The highest possible regard

My good friend Meredith in Virginia recently got her certification in ZBG, a body energy therapy. At the graduation ceremony, the founder and foremost teacher of the program reminded both the new teachers and the long-term teachers of the most important thing to keep in mind when working with clients. It wasn’t knowledge, it wasn’t experience, it wasn’t skill. It was holding the client in the highest possible regard. That opened up something in both practitioner and client for the healing to happen.

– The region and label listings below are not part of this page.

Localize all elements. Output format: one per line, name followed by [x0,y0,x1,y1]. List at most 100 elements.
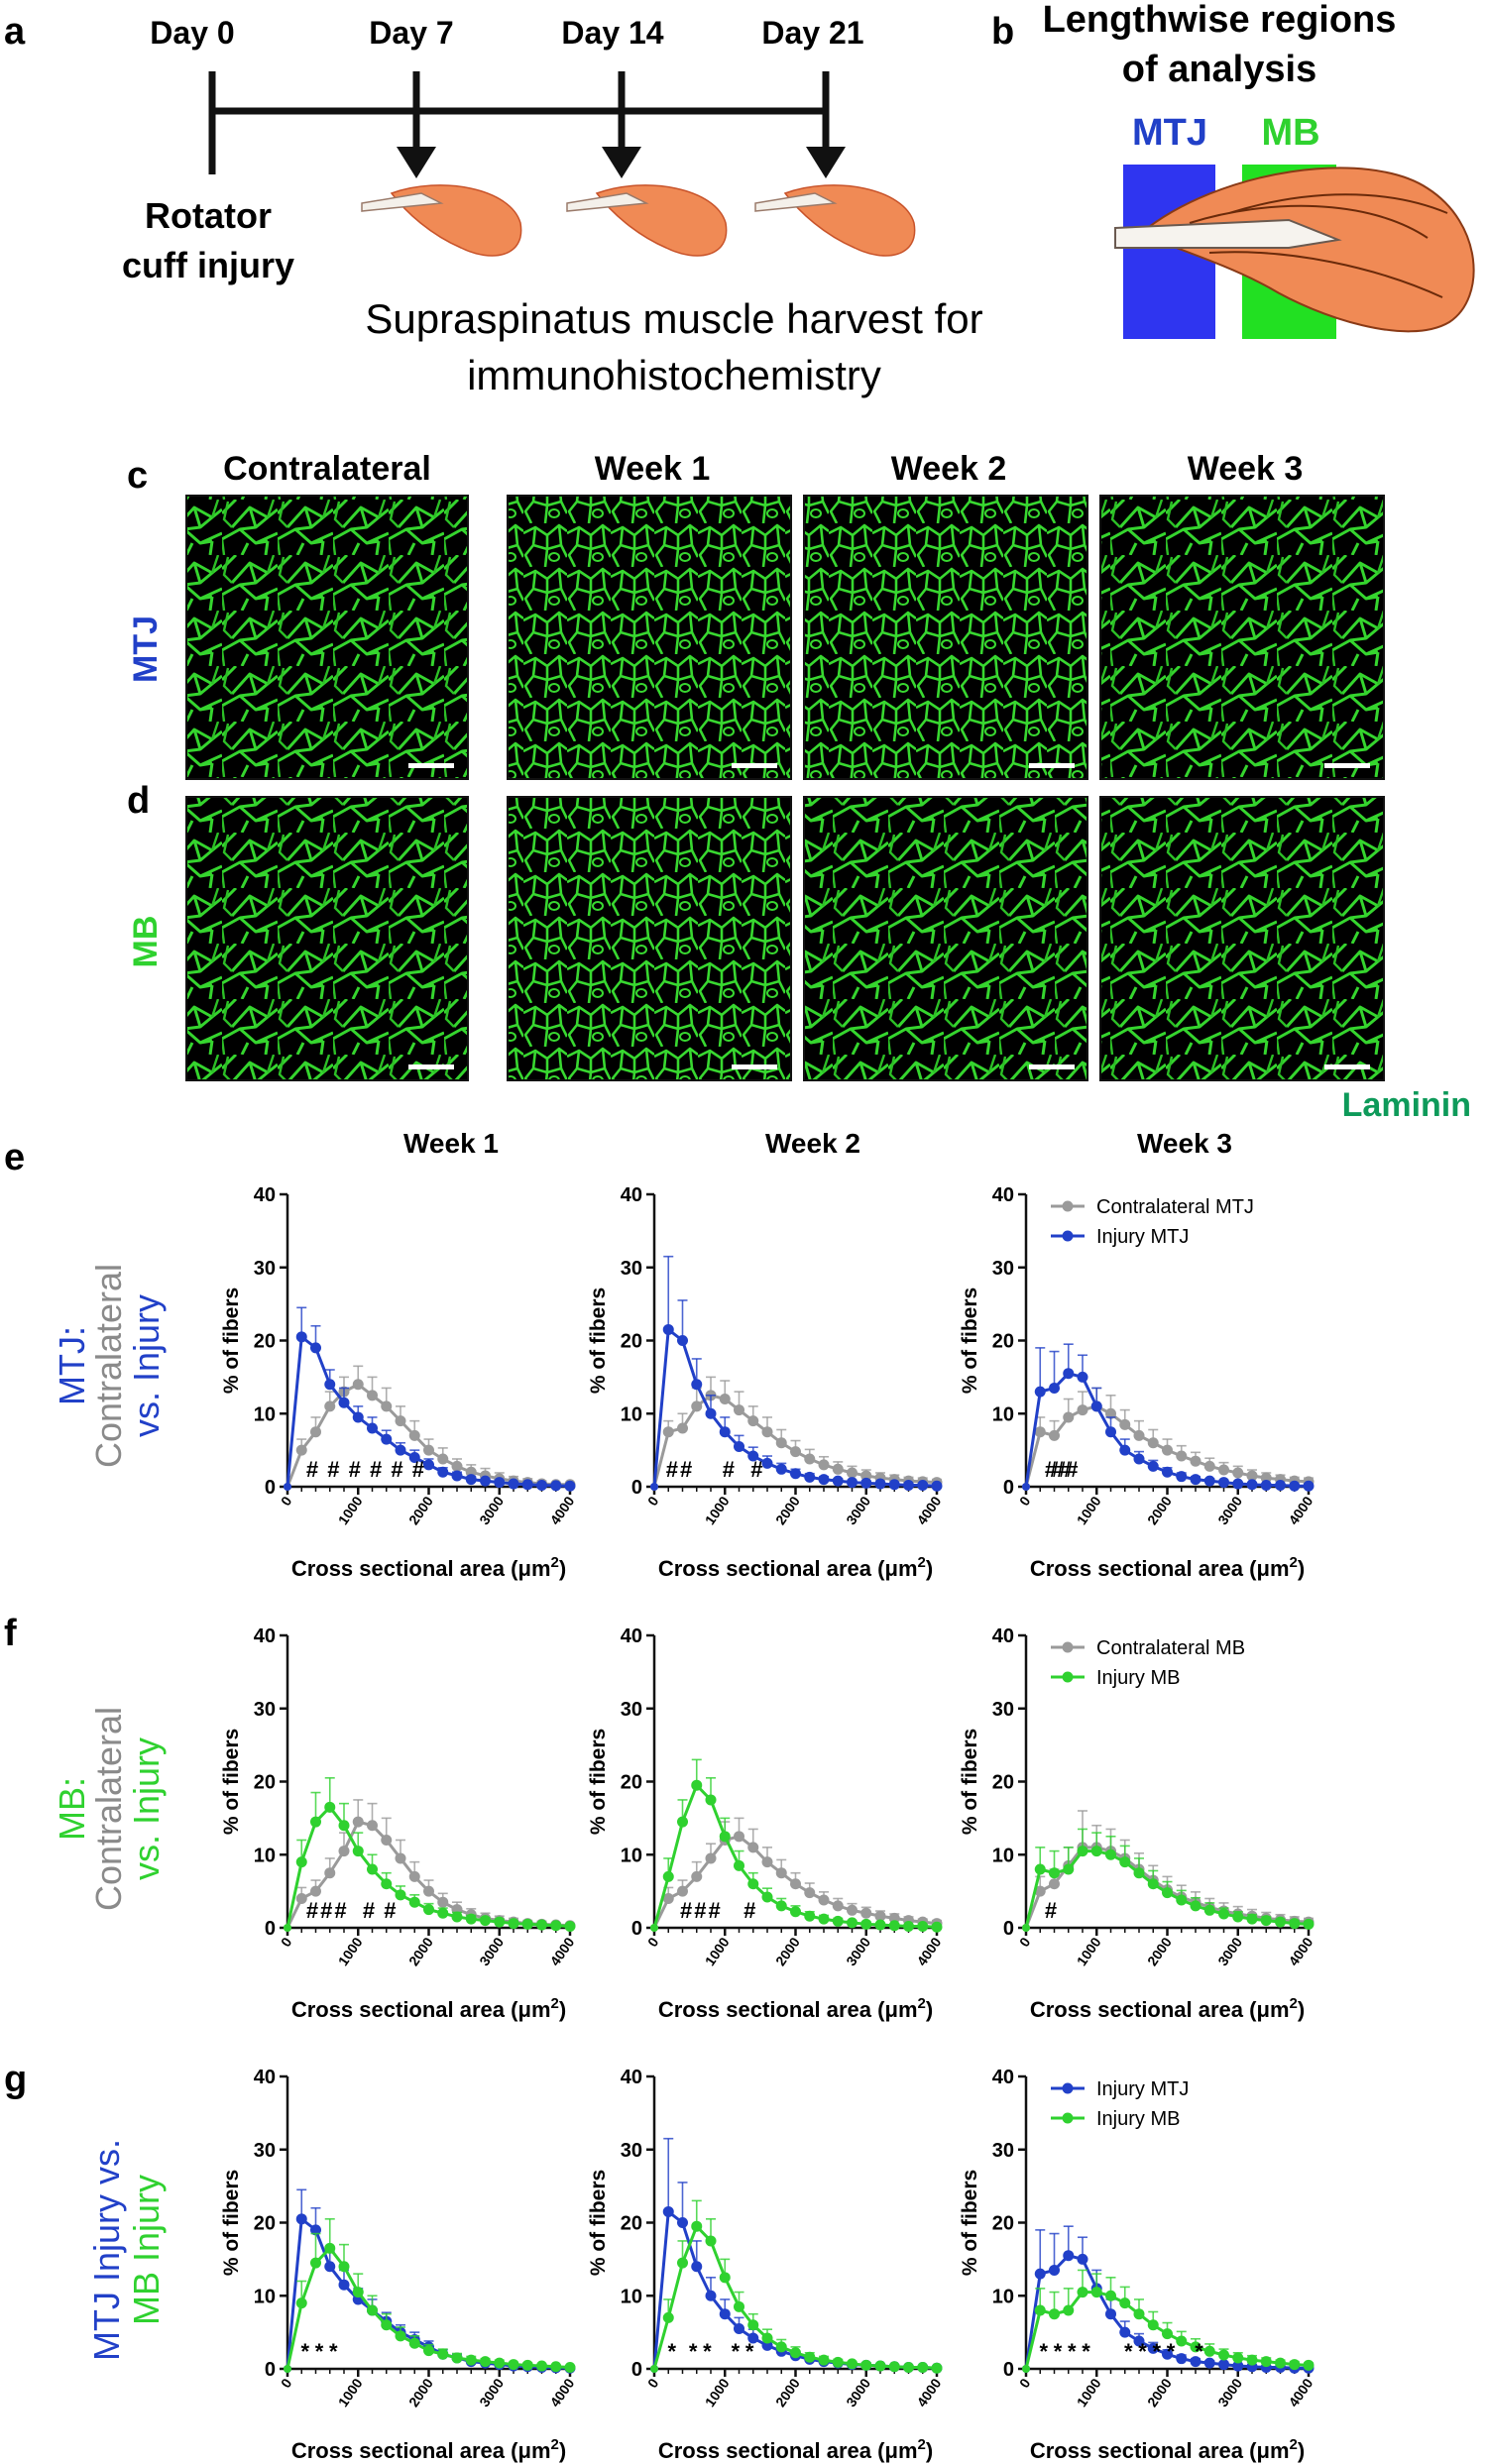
data-point [324,1379,336,1391]
data-point [847,1917,858,1929]
x-axis-label: Cross sectional area (μm2) [291,1554,566,1581]
data-point [650,1924,658,1932]
data-point [775,1867,787,1879]
x-axis-label-close: ) [1298,2438,1305,2463]
y-tick-label: 20 [992,1772,1014,1794]
x-tick-label: 4000 [1285,1934,1315,1968]
data-point [1034,1426,1046,1438]
data-point [1218,1908,1229,1920]
day-21-label: Day 21 [761,15,863,51]
data-point [790,1878,801,1890]
x-axis-label-unit: μm [1256,1997,1289,2022]
x-axis-label: Cross sectional area (μm2) [1030,2436,1305,2463]
data-point [1077,1371,1088,1383]
x-axis-label: Cross sectional area (μm2) [658,2436,933,2463]
x-tick-label: 3000 [476,1493,507,1527]
data-point [310,1426,321,1438]
series-injury-mb [284,2218,576,2374]
data-point [888,1920,900,1932]
x-axis-label-close: ) [926,1997,933,2022]
x-tick-label: 3000 [476,1934,507,1968]
series-injury-mb [650,1758,943,1933]
y-tick-label: 30 [621,1258,642,1280]
x-tick-label: 3000 [1214,2375,1245,2409]
data-point [310,1342,321,1354]
legend-label: Injury MTJ [1096,2078,1189,2100]
data-point [564,1921,576,1933]
data-point [1034,1386,1046,1398]
x-axis-label-unit: μm [884,1997,917,2022]
x-tick-label: 2000 [772,1934,803,1968]
data-point [408,1896,420,1908]
y-tick-label: 10 [621,1845,642,1866]
x-axis-label-sup: 2 [551,1995,559,2012]
data-point [790,2347,801,2359]
data-point [1260,1915,1272,1927]
data-point [310,1816,321,1828]
panel-e-labels: e Week 1 Week 2 Week 3 MTJ: Contralatera… [4,1128,1232,1468]
data-point [1049,2264,1060,2276]
data-point [719,2272,731,2284]
panel-f-letter: f [4,1613,17,1654]
data-point [1147,1878,1159,1890]
x-axis-label-sup: 2 [918,1554,926,1571]
data-point [747,1415,759,1427]
significance-marker: # [306,1898,318,1923]
y-tick-label: 20 [254,2213,276,2235]
micrograph-mtj-contralateral [185,495,469,780]
y-tick-label: 0 [1003,2359,1014,2381]
x-tick-label: 3000 [476,2375,507,2409]
data-point [1232,1478,1244,1490]
data-point [775,2341,787,2353]
data-point [677,2257,688,2269]
x-axis-label-sup: 2 [551,1554,559,1571]
data-point [1105,1426,1116,1438]
y-tick-label: 40 [621,1184,642,1206]
data-point [1105,2308,1116,2320]
data-point [691,1870,703,1882]
x-axis-label-text: Cross sectional area ( [291,1556,518,1581]
x-tick-label: 0 [278,2375,295,2391]
data-point [903,1921,914,1933]
x-tick-label: 0 [644,1934,662,1950]
data-point [662,2205,674,2217]
x-tick-label: 4000 [546,2375,577,2409]
panel-b-title-line1: Lengthwise regions [1043,0,1397,41]
data-point [1218,2359,1229,2371]
data-point [691,2220,703,2232]
x-tick-label: 1000 [1074,2375,1104,2409]
data-point [521,1479,533,1491]
data-point [677,1422,688,1434]
legend-marker [1062,1200,1074,1212]
y-tick-label: 30 [992,1258,1014,1280]
y-tick-label: 40 [254,2067,276,2088]
y-axis-label: % of fibers [959,2170,981,2276]
significance-marker: * [1138,2339,1147,2364]
legend-label: Injury MB [1096,2108,1180,2130]
data-point [1090,2287,1102,2298]
significance-marker: * [1054,2339,1063,2364]
data-point [352,2287,364,2298]
x-tick-label: 0 [1016,1934,1034,1950]
data-point [931,1921,943,1933]
x-tick-label: 2000 [1144,2375,1175,2409]
data-point [775,1463,787,1475]
data-point [860,1907,872,1919]
data-point [338,1846,350,1857]
data-point [324,1400,336,1412]
data-point [1119,1444,1131,1456]
data-point [1176,1450,1188,1462]
significance-marker: * [1153,2339,1162,2364]
x-axis-label-text: Cross sectional area ( [658,1556,885,1581]
data-point [1133,2308,1145,2320]
data-point [747,1450,759,1462]
x-tick-label: 4000 [546,1934,577,1968]
data-point [1176,1894,1188,1906]
significance-marker: # [694,1898,706,1923]
panel-g-letter: g [4,2059,27,2100]
x-axis-label-close: ) [559,1997,566,2022]
legend-label: Injury MB [1096,1667,1180,1689]
data-point [536,1480,547,1492]
data-point [719,1426,731,1438]
x-axis-label-unit: μm [884,1556,917,1581]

Meredith mentioned this rather in passing but I was really struck by it. What would happen in our world if we each held each other and everyone we met in the highest possible regard? What if presidents did it and corporate executives and lawyers and schoolteachers and bank tellers? What if each driver of a vehicle held all other drivers and pedestrians in the highest possible regard? What would happen then?

In the wonderful way of coincidences, I recently edited a book for a long-time special ed teacher who wanted new teachers to know what had made her successful with so many of the kids she had worked with over several decades of teaching and tutoring. It was her belief in the abilities of these kids, not their disabilities. She was far more ambitious for them than their parents and their other teachers. She wanted to focus on all they could do, not what they might never do. And in order to do that, she held them in the highest possible regard.

In the second coincidence, I’ve been reading Roland Merullo’s novel The American Savior, in which Jesus comes to earth and runs for president. Jesus’s admonition that we should love one another is the same idea, that we love the other and wish well for the other, and do good to the other. I’m intrigued by what all this can mean for my own life.